Антошка спал, когда расстреливали его дружка. Я не хотел сказать правду.
– В плен? Это ладно! – сказал Петроград. – Не попрощался, сволочь! Ну да ладно!..
Он сплюнул окурок, висевший у него на губе, и продолжал играть и петь про мать Раcею:
Во станок поставела,
Кудри бреть заставела.
Кудри бреють – не жалеють,
И стригуть – не берегуть.
Тирли да тирли, солдатирли,
Али брави компаньон.
Антон грелся и пел.

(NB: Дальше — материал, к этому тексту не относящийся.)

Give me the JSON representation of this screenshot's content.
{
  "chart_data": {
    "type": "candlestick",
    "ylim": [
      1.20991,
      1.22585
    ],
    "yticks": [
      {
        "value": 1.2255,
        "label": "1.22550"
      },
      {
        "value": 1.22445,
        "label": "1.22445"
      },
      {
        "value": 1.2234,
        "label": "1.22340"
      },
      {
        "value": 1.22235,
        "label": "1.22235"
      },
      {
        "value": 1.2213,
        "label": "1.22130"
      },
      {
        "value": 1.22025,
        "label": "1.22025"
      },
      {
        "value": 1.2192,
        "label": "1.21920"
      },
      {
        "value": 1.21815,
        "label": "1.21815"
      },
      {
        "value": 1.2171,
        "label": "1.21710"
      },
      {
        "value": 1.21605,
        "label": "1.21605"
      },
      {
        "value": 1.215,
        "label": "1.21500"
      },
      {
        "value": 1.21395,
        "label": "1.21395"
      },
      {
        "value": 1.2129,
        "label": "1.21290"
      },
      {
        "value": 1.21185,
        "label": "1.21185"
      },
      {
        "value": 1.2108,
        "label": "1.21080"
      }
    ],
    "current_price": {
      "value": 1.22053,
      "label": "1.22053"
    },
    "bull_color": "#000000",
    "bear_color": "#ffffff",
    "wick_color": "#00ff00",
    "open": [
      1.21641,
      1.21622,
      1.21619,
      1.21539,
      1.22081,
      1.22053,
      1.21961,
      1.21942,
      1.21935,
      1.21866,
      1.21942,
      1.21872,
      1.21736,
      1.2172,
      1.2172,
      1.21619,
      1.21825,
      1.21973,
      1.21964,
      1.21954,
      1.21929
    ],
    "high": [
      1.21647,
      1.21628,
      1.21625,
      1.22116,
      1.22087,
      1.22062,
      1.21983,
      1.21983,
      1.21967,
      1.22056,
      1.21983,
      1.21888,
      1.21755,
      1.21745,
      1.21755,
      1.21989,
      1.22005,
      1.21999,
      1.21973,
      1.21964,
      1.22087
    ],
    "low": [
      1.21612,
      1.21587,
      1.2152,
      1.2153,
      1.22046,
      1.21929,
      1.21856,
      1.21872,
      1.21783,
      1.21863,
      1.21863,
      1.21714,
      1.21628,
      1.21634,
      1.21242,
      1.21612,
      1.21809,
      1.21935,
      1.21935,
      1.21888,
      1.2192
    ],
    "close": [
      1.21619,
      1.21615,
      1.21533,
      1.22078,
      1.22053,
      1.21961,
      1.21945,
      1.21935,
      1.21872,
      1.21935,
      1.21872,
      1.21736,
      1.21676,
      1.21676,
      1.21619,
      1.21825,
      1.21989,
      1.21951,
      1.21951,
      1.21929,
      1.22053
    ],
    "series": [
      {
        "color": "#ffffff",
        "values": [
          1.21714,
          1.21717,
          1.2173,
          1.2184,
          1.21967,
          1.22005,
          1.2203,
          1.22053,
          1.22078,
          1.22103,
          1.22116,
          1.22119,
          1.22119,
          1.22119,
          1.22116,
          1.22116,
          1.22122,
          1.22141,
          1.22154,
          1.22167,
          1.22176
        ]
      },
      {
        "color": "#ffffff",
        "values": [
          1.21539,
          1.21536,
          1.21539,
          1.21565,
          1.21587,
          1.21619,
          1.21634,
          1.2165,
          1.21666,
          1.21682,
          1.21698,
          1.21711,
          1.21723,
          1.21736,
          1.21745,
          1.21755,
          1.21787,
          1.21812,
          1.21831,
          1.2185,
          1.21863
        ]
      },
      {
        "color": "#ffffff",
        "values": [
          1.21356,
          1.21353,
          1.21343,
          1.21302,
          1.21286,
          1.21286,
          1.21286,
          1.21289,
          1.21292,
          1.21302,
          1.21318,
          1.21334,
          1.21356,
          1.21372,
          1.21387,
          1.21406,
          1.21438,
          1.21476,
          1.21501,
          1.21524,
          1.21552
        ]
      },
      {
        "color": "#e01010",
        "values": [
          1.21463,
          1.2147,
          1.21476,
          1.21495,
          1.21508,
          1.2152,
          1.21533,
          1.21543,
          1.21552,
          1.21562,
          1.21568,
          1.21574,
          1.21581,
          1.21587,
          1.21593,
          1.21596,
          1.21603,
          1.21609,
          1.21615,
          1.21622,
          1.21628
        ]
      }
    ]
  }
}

Он был доволен, что наконец кончилось лесное приключение, и сразу, легко и быстро, вошел в колею ротной обыденщины.
Но были в роте и люди, которых не устраивало внезапное возвращение легионера второго класса Петрограда. Старший писарь Аннион давно вычеркнул легионера Петрограда из списков на довольствие, зачислив его в убитые или пропавшие без вести. Теперь легионер Петроград является. На зачисление в списки нужен наряд. По чьему наряду явился Петроград?
– Да! По чьему наряду? Позовите-ка его сюда!
Антон быстро оделся и стоял перед Аннионом, вытянувшись и выпятив грудь, как его учили еще в русской казарме.
– Ну! По чьему наряду?
Антон не отвечал: он не понимал вопроса.
– По чьему наряду? Объясните ему, пожалуйста, этому кретину, вашему земляку, что в Легионе ждут человека три дня. Кто приходит после этого срока, не должен разыгрывать из себя привидение с гармошкой. Он – дезертир. Точка. Все.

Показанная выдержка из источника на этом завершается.